ML Sharma's responses bolster Udwin's theory. He blames Nirbhaya's parents squarely when he says, "Why did they send her with anyone that late at night? He wasn't her boyfriend. Is it not parents' responsibility to keep an eye on where she goes and with whom?" Mukesh also echoes the opinions of many men when he says,"censored by authorities ""(censored by authorities)
A "decent" girl should not be out at 9 p.m. That's the cut- off limit for establishing a woman's decency - get it? Men's indecency does not come into the picture at all - regardless of time.
These are arguments one hears over and over again. Blame the parents. Blame the victim. Blame movies. Blame music. Blame clothes. Blame alcohol. Blame cigarettes. Blame night clubs. Blame , blame , blame. Assume zero responsibility. Do nothing.

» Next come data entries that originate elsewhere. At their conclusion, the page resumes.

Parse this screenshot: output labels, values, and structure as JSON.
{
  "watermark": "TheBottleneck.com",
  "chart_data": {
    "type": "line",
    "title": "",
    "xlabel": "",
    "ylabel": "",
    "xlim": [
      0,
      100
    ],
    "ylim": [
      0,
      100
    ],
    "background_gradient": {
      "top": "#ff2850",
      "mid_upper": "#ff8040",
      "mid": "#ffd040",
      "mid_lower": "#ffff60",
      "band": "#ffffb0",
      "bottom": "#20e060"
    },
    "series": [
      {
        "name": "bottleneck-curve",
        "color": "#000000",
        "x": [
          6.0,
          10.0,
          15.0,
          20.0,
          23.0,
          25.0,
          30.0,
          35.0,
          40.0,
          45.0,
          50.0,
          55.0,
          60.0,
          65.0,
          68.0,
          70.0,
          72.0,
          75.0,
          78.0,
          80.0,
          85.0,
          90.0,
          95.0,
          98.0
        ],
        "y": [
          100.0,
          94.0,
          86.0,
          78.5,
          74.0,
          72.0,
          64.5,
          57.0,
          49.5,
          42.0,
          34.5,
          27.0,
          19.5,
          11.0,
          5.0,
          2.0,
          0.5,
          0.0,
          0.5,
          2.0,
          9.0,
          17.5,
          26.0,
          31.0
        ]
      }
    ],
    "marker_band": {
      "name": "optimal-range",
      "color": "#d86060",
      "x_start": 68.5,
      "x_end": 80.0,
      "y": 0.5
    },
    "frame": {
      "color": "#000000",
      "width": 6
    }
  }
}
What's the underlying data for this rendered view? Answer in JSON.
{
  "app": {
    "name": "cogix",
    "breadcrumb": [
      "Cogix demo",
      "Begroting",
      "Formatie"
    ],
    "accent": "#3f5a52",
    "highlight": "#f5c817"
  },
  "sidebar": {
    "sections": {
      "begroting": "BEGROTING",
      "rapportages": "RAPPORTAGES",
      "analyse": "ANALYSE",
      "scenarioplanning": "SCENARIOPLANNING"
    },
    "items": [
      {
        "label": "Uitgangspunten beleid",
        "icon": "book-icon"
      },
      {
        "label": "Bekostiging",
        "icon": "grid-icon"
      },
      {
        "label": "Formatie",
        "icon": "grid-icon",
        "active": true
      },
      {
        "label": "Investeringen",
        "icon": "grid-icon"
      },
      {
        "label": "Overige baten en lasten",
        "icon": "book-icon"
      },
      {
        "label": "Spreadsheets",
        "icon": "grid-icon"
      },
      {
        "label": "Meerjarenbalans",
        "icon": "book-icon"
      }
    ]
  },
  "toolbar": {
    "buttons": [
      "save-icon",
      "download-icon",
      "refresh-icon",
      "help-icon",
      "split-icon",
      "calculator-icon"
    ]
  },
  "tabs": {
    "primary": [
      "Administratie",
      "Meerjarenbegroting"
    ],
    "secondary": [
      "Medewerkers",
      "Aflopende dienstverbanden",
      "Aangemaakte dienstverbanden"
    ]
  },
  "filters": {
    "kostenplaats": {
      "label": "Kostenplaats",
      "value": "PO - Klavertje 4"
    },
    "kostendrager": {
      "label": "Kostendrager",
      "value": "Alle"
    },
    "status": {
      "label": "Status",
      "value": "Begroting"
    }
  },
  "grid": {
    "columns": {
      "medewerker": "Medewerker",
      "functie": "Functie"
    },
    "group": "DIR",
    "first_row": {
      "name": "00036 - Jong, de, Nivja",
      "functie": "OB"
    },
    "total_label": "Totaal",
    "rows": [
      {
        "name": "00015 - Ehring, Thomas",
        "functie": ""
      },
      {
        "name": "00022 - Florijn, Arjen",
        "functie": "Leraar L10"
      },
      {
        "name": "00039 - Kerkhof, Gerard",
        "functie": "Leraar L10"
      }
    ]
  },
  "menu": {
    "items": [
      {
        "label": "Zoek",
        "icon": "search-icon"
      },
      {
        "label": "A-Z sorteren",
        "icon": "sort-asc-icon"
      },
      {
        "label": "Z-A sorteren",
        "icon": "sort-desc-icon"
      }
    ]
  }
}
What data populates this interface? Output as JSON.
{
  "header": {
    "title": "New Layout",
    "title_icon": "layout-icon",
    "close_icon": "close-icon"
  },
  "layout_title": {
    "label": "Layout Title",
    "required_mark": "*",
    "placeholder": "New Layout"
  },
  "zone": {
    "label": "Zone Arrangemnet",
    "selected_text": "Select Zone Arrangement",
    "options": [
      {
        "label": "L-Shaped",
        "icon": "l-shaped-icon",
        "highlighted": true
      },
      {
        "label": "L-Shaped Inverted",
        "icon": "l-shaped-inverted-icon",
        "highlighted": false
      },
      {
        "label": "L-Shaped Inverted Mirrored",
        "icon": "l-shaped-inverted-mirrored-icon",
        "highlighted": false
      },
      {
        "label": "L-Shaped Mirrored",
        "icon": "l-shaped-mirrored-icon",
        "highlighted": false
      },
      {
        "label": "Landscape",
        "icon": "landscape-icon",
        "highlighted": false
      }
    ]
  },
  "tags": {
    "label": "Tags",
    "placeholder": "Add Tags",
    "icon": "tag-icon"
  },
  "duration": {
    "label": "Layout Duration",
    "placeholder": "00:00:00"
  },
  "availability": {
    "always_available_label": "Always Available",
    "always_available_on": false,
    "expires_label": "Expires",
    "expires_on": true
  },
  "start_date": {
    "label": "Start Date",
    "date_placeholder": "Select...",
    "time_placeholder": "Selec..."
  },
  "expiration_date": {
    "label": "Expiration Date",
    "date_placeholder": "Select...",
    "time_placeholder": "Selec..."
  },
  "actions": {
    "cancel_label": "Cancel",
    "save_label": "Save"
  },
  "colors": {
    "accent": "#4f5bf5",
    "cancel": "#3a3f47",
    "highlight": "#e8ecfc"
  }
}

Punish the victims - but not too severely ( the underage criminal who raped Nirbhaya will be roaming the streets and stalking other victims just three years from now). The other two, Akash Thakur and Pawan Prabhu, displayed no remorse when confronted on camera, and calmly pointed out that the same levels of brutality were committed in the Rohtaak and Barabanki sex crimes. Almost as if that's "normal".
What if women block their ears, minds and hearts... and refuse to conform to diktats?
What happens to women who dare to dream, laugh, go out, have fun, have a drink. Women who have ambitions, work hard, get ahead in life.
Women with minds. Women who value their many freedoms.
Such women are dangerous to society. Such women must be fixed. With rods, nails, chains and ropes. Play by 'their' rules. Or, pay the price.
For if women are not shown their place, men will become irrelevant. How can any society handle that - men being rendered irrelevant?
Perhaps Rajnath Singh has the answers.
'India's Daughter' must be made compulsory viewing in our schools, colleges and government offices.
Rajnath Singh - hold up a mirror. See what's going on around you. Deal with it. The real 'embarrassment' India needs to confront is its own horrific reality... and the shame that goes with it. Not a bold documentary.